The prime minister, who is facing criminal prosecution on bribery, fraud and other corruption charges, has fallen short of securing a majority in the previous three votes. Each time, he has been spared by the refusal of opposing parties to join forces against him. In the previous vote, center-left parties declined a chance to create a majority by inviting the Arab faction into their coalition.
Some observers took heart that Tuesday's result may have once again thwarted Netanyahu's bid to hang onto power with an outright majority. It follows a campaign in which the prime minister and his allies sought to demonize his opponents and discredit the judicial system that is prosecuting him.
"In many ways, this election is an affirmation of the strength of Israeli democracy, in the face of attempts by a master politician to subjugate the electoral and judicial processes to his own political needs and to avoid the legal fate that awaits him," said Chuck Freilich, a former deputy national security adviser.
Bennett, a former Likud defense minister who broke with Netanyahu to form his own party, will still bring considerable strength to the bargaining about to begin. He has not ruled out serving in a new Netanyahu government, even though the two former allies are said to dislike each other.
But Bennett alone will probably not be enough to secure a bare majority for Netanyahu in the Knesset.
Another, more unlikely power-broker emerged Wednesday, a small Israeli-Arab party that could wield outsize influence for either side.
The Islamist United Arab Party gained enough votes to clear the Knesset threshold with five seats. The leader of the party, Mansour Abbas, had split with a larger collection of Arab parties, indicating he was willing to deal with Netanyahu in exchange for concessions and greater spending for the country's minority Arab population of 2 million.

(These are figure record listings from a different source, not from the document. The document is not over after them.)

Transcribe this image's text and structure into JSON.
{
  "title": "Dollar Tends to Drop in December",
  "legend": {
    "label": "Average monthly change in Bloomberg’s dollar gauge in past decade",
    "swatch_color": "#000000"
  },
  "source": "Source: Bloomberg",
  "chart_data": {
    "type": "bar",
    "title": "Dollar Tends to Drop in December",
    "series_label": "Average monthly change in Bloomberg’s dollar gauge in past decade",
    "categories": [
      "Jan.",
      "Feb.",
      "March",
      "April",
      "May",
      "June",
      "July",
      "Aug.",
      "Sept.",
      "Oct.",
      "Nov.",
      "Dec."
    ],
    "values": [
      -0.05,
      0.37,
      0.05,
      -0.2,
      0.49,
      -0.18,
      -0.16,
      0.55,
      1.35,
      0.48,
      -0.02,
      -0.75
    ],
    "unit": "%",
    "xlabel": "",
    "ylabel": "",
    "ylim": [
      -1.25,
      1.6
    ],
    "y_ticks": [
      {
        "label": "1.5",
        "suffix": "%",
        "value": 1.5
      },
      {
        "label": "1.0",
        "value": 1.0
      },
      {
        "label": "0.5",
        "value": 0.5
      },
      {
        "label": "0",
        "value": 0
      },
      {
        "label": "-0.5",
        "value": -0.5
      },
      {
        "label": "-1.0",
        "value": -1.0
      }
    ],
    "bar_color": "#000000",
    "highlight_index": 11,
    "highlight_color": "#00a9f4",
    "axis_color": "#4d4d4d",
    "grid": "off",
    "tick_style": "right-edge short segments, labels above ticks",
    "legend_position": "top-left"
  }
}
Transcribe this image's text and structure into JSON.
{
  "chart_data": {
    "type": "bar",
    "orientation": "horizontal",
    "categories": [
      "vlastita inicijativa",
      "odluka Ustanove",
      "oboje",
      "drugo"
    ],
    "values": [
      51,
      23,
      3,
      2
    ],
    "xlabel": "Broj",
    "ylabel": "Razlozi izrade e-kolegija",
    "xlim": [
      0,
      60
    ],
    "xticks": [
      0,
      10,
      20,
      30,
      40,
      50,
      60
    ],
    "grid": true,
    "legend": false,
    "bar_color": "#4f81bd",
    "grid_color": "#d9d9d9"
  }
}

While it's unlikely the party of religious Muslims would directly join Netanyahu's coalition of right-wing Jewish nationalists, Abbas could help the prime minister by abstaining from any anti-Netanyahu majority. Conversely, he could throw his support the other way and, according to Israeli media, he had already agreed to meet next week with the leader of the anti-Netanyahu parties, Yair Lapid.
"We're prepared to hold talks with both sides," Abbas said Wednesday in a radio interview. "If an offer is received, we'll sit down and talk."
Other winners in the emerging vote totals including parties at either end of the political spectrum. The left-leaning Labor and Meretz parties, which had struggled in recent elections, each claimed a better-than-expected seven seats.
At the far right of the political spectrum, a controversial fringe party entered parliament for the first time thanks to an embrace by Netanyahu. The party of Itamar Ben Gvir, whose anti-Arab politics are rooted in the ultranationalist Kahanist movement, won seats in the Knesset as part of the ticket of the right-wing Religious Zionist Party, whose leader describes himself as a "proud homophobe."
If Netanyahu is able to form a majority with these partners, political observers say it would be the most conservative in Israel's history.
"Netanyahu will be in the hands of the most extreme elements," said Plesner.
Israelis were skeptical that the fourth election would end the stalemate even as they voted. Only once in the previous three contests has a working coalition emerged, and that was an unwieldy emergency "unity" government formed last year as the pandemic erupted. It collapsed within months amid bitter infighting and failing to pass a budget.
"It is unclear if four rounds of election have resolved the longest political crisis in Israel's history, with the country remaining as divided as it has been over the past two years, and fifth elections remain a very real option," said Plesner.